In the aftermath of the April 26 briefing, New Jersey Rep. Leonard Lance (R) voiced opposition to ditching the state and local tax deduction, cautioning that New Jersey taxpayers would lose under the plan.
New York Gov. Andrew M. Cuomo (D), in an April 5 briefing with reporters, said eliminating the federal deductibility of state and local taxes would increase taxes for the average New Yorker by 20-40 percent. “And I think we could see flight of higher paying taxpayers if something like that happened,” he said.
According to a 2016 analysis by the Tax Foundation, the average state and local tax deduction taken per return in Manhattan was $24,652. In nearby Westchester County, the average deduction was $14,817.
The April 26 briefing unveiled the White House’s opening bid for what officials called the “biggest tax cut” in American history.

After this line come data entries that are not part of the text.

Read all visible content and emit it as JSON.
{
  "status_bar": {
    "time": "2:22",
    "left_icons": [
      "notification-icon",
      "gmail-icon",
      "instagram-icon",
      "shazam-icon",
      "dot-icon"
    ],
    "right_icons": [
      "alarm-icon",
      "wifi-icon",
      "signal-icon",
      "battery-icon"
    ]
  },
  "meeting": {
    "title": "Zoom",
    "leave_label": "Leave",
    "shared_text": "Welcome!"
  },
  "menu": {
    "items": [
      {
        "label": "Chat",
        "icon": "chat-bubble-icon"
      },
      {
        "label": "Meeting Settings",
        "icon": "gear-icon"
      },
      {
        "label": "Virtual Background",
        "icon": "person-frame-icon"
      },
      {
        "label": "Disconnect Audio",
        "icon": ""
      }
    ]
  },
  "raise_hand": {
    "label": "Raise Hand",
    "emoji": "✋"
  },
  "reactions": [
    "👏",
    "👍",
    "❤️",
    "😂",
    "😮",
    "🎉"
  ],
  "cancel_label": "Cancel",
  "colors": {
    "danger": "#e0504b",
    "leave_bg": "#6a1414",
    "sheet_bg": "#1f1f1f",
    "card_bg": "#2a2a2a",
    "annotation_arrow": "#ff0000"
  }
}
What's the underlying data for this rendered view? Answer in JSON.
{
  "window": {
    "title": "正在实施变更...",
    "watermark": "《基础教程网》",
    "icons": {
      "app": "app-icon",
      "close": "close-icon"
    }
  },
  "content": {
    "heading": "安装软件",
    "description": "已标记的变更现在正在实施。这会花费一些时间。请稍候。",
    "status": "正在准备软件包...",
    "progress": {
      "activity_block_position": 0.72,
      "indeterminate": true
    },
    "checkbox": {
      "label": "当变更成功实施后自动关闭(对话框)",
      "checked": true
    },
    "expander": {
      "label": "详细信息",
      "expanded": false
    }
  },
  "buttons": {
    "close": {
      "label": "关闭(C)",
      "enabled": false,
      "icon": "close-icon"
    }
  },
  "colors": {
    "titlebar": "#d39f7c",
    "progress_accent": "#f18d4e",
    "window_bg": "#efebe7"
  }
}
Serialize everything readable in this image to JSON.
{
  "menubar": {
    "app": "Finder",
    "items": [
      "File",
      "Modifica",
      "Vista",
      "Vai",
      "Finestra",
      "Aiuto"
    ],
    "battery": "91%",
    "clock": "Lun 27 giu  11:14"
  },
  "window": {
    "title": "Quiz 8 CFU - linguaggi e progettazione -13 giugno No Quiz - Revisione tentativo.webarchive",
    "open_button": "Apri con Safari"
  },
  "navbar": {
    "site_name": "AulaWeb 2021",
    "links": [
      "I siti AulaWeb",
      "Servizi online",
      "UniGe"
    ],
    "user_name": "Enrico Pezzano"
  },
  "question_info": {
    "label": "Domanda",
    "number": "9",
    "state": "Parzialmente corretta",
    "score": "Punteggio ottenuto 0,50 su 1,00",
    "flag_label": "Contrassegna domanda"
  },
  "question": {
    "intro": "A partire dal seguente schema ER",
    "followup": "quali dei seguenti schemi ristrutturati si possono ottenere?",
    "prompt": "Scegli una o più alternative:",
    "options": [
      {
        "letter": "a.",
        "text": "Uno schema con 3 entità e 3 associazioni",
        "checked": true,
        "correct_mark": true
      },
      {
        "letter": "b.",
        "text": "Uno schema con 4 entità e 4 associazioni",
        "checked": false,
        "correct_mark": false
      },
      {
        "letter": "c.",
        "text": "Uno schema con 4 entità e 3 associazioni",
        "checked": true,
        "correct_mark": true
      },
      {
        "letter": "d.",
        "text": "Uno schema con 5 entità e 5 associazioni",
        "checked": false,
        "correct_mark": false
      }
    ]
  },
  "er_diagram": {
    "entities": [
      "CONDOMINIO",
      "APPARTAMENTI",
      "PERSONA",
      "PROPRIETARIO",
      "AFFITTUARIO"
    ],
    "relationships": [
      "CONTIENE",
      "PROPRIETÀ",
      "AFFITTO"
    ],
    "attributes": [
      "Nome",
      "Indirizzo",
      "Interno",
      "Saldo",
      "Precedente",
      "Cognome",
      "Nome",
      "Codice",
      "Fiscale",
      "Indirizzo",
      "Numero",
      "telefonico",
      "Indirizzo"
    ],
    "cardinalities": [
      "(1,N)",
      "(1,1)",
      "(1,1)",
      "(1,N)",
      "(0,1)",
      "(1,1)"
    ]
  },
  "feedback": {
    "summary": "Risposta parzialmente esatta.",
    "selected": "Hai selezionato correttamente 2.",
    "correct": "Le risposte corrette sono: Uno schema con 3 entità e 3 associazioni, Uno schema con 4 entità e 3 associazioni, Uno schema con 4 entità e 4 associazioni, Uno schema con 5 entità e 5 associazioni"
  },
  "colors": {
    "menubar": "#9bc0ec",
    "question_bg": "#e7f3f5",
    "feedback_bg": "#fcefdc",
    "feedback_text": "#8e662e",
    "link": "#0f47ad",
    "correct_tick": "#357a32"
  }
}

A list of goals for the tax overhaul calls for reducing the federal income-tax rate to 15 percent for corporations, small businesses and partnerships of all sizes. It also imposes a one-time tax on about $2.6 trillion in earnings that U.S. companies have placed overseas. The plan would end the taxation of corporations’ offshore income by moving to a territorial system, in which most foreign profits would be exempt from U.S. taxes. The U.S. currently taxes business income no matter where it’s earned.
On the individual side, the plan would condense the existing seven income-tax rates to just three, cutting the individual top rate to 35 percent from 39.6 percent. It would also end a 3.8 percent net investment income tax that applies only to individuals who earn more than $200,000 a year, and eliminate the estate tax, which applies only to estates worth more than $5.49 million for individuals and $10.98 million for couples.